Sono stati rilasciati nella giornata d’ieri le 44 persone tratte in state di fermo dalla polizia turca durante il Pride di Istanbul del 24 giugno. Pride represso con proiettili di gomma e lacrimogeni dai circa 2000 agenti delle forze di sicurezza per impedire l’accesso in piazza Taksim da Istiqlal.

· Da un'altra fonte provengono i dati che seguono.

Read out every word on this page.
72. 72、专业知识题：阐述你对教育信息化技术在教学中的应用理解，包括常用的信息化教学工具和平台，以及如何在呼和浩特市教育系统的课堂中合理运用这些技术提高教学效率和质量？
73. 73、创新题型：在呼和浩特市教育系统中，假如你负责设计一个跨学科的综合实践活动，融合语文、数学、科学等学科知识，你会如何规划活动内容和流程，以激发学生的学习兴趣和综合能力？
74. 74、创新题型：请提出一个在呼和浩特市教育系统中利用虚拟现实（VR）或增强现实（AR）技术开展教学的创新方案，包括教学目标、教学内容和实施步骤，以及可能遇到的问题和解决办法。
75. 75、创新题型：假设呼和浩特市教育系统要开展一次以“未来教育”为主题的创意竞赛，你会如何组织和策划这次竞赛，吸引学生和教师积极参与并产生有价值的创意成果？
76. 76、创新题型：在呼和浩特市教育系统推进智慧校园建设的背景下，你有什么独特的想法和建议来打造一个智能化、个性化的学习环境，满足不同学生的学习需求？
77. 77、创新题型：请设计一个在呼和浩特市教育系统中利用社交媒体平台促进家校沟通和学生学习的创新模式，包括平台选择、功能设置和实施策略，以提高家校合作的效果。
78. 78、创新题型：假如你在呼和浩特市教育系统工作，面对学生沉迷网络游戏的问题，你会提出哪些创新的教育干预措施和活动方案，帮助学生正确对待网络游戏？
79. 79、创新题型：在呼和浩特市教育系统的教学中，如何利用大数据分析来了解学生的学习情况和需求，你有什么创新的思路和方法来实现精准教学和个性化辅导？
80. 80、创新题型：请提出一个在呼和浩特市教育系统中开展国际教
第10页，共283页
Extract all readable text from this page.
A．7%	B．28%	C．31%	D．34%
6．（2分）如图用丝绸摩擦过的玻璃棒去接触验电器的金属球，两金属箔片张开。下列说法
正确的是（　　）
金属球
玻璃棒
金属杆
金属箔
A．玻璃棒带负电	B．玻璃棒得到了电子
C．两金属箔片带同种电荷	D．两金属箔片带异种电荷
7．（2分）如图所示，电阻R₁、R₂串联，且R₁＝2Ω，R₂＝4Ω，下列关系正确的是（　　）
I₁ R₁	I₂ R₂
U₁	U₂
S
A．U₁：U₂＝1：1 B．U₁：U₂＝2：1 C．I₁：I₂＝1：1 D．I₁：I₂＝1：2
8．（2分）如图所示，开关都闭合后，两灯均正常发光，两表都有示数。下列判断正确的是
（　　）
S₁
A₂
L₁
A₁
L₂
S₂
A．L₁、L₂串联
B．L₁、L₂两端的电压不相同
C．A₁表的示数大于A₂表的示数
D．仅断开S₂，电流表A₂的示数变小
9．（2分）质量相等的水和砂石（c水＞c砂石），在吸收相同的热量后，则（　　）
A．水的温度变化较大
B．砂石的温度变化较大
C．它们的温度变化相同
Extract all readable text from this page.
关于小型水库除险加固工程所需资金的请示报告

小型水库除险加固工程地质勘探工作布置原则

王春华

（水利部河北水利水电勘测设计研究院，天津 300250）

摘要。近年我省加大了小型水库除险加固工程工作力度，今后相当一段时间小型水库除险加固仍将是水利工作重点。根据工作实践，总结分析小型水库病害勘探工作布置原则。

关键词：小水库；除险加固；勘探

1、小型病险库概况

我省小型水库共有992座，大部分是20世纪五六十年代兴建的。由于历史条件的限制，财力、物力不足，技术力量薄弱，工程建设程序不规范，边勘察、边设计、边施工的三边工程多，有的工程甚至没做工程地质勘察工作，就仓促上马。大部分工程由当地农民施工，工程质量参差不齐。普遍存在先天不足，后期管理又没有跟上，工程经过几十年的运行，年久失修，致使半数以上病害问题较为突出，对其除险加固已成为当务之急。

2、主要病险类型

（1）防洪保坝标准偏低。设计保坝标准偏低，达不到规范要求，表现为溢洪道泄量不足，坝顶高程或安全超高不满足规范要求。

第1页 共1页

Di queste 25 sono attivisti, come annunciato su Twitter dall’associazione Lgbti Kaos Gl, da sempre in prima linea contro la violenza e le discriminazioni. Tra le persone rilasciate c’è anche il fotoreporter olandese Bram Janssen, il quale sulla sua pagina Facebook ha assicurato di stare bene. 19, invece, appartengono a gruppi ultranazionalisti, le cui eventuali reazioni erano state addotte dal governatore della metropoli sul Bosforo per vietare il Pride. Il divieto era stato anche correlato a una presunta richiesta d’annullamento da parte degli organizzatori della marcia dell’orgoglio Lgbti. Cosa che, però, è state decisamente negata dagli stessi.
È il terzo anno consecutivo che le autorità turche impediscono la marcia dell’orgoglio Lgbti. Divieto che aveva spinto il comitato organizzatore a lanciare, alla vigilia del Pride, un appello a non avere paura e a manifestare: «Se sei spaventato, ti cambierai e ti abituerai. Invece dobbiamo mostrare che siamo qui per lottare in nome del nostro orgoglio». Ma anche un appello a scendere in piazza per onorare la memoria di Hande Kader, la donna transgender di 22 anni brutalmente uccisa lo scorso agosto.
Durissima la condanna del Consiglio d’Europa. «Anche se una manifestazione può disturbare o offendere persone che si oppongono alle idee o alle affermazioni che cerca di promuovere – ha dichiarato il commissario per i Diritti Umani Nils Muiznieks -, ciò non può essere una base ammissibile per vietare un raduno pacifico».
Non sono mancate le reazioni anche in Italia. Ospite dell’ultima puntata della trasmissione radiofonica L’Altra Frequenza, condotta da Claudio Finelli, la senatrice Monica Cirinnà ha ieri invitato a boicottare i prodotti e il turismo turco. Non meno dura la condanna del giornalista Antonello Dose che, parlando della preoccupante stretta autoritaria di Erdogan e del preoccupante clima omofobico in Turchia, ha concluso con una battuta amaramente ironica: «Se il sesso è sporco, lavatelo».
Assordante, invece, il silenzio di Ferzan Ozpetek, che da anni vive in Italia e si è guadagnato l’apprezzamento della collettività Lgbti per i suoi film. Atteggiamento, però, in linea col pensiero dello stesso del regista turco, le cui riserve nei riguardi della valità dei Pride sono ben note. Silenzio mantenuto anche dalla cerchia ozpetekiana degli attori turchi a iniziare da Serra Yilmaz e Mehmet Günsür.